Try not to rely too heavily on any one platform, since they could change an algorithm or policy without notice. It's good business practice to develop assets you wholly control. We’re aware of the irony of relying on Google Ads, but we’re also working under the assumptions that many people use Google to find things, and since Ads are Google’s main source of revenue they won’t be going anywhere anytime soon.
Be open to all testing for traction in all acquisition channels. The aim is to find You may see a level of interest in testing through one marketing channel (e.g. ads, organic social, events, etc),
Build an MVP to start iterating
This MVP stands for minimum viable product, an element of lean startup methodologies.
If it's a system or product you’re thinking about selling, start with spreadsheets and no-code automation. If it's a service, do it all manually, yourself. The goal here isn't to take over the world, it's to learn from your audience.

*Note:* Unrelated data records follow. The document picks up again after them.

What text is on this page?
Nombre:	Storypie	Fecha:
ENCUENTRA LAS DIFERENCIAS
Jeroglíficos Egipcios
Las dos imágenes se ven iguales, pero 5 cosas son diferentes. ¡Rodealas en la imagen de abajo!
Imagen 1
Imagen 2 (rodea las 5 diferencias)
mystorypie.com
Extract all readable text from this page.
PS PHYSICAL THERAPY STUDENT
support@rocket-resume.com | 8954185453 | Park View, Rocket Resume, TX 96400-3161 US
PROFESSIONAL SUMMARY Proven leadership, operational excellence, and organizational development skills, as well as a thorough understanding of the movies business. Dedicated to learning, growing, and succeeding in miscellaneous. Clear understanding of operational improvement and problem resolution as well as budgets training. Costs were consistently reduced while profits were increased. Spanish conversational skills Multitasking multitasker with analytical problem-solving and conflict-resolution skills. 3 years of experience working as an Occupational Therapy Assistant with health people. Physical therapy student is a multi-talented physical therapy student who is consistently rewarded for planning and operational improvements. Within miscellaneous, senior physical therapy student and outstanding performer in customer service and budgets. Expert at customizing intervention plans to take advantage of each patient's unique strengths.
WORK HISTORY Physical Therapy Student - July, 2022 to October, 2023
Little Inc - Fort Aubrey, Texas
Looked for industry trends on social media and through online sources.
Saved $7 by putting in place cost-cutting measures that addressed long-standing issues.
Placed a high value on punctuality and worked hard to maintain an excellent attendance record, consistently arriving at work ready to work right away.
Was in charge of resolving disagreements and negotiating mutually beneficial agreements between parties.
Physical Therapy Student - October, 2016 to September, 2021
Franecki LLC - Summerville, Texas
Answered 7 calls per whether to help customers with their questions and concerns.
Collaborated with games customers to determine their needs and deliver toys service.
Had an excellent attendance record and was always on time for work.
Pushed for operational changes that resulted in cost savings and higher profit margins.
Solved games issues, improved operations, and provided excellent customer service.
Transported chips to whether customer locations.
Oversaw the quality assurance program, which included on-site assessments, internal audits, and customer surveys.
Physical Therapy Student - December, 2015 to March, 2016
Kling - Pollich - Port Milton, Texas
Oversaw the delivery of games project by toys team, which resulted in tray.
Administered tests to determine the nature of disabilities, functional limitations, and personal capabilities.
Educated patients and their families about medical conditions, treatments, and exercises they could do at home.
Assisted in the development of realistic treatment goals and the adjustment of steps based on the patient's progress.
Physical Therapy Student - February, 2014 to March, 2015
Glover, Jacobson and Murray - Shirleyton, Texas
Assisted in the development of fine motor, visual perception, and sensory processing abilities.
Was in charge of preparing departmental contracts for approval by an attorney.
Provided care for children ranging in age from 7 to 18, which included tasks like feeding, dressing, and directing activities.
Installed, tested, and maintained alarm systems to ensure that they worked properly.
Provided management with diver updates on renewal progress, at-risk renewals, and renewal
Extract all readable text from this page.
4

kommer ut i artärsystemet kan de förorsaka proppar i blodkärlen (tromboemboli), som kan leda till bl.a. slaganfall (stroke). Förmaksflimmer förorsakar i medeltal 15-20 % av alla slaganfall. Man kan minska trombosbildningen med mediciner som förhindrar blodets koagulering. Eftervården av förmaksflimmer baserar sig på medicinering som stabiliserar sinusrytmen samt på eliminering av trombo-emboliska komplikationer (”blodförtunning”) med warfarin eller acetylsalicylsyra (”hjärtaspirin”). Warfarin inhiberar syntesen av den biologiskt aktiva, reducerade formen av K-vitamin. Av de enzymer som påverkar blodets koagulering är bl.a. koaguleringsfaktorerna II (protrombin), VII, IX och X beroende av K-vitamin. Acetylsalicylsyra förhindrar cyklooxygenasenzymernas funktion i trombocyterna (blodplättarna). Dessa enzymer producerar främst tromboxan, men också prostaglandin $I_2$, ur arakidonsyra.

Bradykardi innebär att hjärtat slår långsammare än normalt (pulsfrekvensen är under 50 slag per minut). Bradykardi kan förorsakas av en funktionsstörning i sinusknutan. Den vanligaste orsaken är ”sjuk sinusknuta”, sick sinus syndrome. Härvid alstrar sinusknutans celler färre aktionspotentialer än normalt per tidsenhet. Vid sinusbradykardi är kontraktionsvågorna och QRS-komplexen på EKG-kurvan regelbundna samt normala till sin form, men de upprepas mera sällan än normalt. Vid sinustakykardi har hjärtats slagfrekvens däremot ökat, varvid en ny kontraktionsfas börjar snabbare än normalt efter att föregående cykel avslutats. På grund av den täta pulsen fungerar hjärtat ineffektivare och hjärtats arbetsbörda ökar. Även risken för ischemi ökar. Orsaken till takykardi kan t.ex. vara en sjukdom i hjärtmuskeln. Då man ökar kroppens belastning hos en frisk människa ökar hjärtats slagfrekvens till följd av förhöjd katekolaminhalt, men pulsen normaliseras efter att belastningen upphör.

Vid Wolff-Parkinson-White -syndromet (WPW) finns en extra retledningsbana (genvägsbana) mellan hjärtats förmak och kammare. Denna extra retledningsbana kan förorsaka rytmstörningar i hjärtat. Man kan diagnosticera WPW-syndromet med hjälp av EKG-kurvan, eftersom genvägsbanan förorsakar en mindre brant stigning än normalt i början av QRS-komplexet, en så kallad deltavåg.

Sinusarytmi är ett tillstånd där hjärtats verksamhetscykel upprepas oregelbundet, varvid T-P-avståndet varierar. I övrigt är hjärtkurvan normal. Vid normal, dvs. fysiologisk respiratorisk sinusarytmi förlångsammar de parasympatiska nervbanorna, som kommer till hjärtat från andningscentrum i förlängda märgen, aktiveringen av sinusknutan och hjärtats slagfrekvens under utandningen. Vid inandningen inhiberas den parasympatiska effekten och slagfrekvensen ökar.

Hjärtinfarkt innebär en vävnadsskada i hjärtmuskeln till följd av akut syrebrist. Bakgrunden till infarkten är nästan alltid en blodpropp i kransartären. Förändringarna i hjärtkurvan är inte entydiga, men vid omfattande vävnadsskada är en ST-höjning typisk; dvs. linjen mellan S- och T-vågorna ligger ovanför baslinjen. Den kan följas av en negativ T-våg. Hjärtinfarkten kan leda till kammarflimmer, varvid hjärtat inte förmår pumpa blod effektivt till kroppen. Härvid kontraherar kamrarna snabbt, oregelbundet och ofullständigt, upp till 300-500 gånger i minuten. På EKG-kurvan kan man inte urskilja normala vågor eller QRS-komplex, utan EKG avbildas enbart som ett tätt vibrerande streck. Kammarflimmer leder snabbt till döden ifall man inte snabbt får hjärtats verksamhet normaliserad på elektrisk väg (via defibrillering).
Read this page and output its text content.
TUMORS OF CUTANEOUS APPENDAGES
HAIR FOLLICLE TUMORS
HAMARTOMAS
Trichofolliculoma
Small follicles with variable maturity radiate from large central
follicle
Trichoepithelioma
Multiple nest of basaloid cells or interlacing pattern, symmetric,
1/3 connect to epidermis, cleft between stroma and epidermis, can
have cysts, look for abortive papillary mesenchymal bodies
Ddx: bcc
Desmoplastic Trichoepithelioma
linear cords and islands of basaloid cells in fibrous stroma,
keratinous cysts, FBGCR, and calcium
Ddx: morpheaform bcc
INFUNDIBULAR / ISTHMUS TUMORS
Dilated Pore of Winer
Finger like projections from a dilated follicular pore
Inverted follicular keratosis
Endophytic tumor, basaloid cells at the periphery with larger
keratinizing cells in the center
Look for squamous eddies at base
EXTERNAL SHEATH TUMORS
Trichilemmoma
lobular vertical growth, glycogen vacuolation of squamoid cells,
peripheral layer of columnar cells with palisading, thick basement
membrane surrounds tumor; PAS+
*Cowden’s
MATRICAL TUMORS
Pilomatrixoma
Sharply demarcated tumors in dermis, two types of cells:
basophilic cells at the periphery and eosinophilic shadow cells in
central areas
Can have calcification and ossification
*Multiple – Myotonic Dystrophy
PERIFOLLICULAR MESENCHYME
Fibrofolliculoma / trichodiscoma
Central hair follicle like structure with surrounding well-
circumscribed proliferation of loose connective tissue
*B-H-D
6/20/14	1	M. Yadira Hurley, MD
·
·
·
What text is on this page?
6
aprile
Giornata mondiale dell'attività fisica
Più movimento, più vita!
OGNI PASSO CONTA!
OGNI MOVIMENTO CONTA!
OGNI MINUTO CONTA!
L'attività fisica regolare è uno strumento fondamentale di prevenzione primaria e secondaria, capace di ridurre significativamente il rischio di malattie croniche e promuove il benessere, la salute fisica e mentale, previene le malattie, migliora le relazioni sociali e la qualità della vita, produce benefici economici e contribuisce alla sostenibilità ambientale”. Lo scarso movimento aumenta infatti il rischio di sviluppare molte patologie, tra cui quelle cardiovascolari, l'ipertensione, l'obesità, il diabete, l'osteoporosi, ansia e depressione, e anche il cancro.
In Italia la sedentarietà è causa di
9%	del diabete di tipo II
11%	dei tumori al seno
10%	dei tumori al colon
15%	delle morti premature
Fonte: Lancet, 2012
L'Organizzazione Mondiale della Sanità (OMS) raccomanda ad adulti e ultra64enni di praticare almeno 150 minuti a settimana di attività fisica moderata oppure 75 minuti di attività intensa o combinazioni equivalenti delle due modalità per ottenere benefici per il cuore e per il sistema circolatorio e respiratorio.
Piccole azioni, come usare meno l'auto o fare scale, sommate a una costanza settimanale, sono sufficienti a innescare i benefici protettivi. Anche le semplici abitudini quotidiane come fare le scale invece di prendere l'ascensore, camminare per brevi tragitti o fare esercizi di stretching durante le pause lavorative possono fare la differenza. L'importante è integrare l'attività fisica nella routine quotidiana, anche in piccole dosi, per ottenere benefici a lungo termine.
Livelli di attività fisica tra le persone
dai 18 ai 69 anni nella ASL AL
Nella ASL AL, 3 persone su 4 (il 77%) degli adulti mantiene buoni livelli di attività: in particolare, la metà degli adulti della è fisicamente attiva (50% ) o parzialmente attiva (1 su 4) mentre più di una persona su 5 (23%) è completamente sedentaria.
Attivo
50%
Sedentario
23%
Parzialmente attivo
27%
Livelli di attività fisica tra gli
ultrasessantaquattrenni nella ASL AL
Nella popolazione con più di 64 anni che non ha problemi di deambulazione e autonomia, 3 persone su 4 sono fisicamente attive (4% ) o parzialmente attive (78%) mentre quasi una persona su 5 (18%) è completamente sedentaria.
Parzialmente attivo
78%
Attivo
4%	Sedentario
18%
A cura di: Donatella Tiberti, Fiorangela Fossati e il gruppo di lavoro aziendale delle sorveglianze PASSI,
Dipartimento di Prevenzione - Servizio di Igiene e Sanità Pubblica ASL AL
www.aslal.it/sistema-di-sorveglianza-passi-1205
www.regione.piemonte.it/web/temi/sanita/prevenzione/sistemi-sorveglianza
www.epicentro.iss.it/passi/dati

You want to stay in the trenches of customer support and success for as long as you can. Go talk to your (prospective) customer and listen. Ask short, open ended questions and let them do all the talking.
Take insights from your audience and fold that into product development. Craft the solution over many revisions to suit your audience’s needs.
Don't quit your day job
One of the main differences between a small business and a large one is that the owner decided to stop pushing for growth.
To start a small business, you run through this process and once you hit your goal you can coast. To start a large business, don’t stop until you hit Mars.
We don't all need to be the next Bezos or Musk. $1,000 extra per month makes a huge difference to most people. There are many examples of people working on lean businesses that do just this. And most of these founders, side hustlers and indie hackers are still holding down a normal 9-to-5 job.
Incorporate and make it official
Think about what you really want in life and start with that end in mind. Is it more freedom in some capacity, a creative outlet, early retirement, investing, travel, funding a hobby, quitting your job? Use the five-fold why technique.
It’s probably not a shiny new business card that’ll bring you fulfillment. Plus, you’ll need a good reason to burn the midnight oil and work weekends.
But once you're making enough extra cash to consistently cover your household overhead and goals, then you can go all-in on this new business idea and wrap up other income generating activities. Only after you accomplish all of the above would we recommend going through the next steps of incorporation.
Remember the world of business is rapidly changing. Despite the complexity this brings, we also now have many new tools to help out. The internet, software and lean startup methodologies are accelerating the iterative learning process. So start with a problem you're already familiar with. Validate using lean market research to measure demand and identify the target audience. Start small with an MVP and iterate to greatness. Don't quit your day job, these projects are more flexible than ever before. Then finally, and only if you really want, make it official and go big.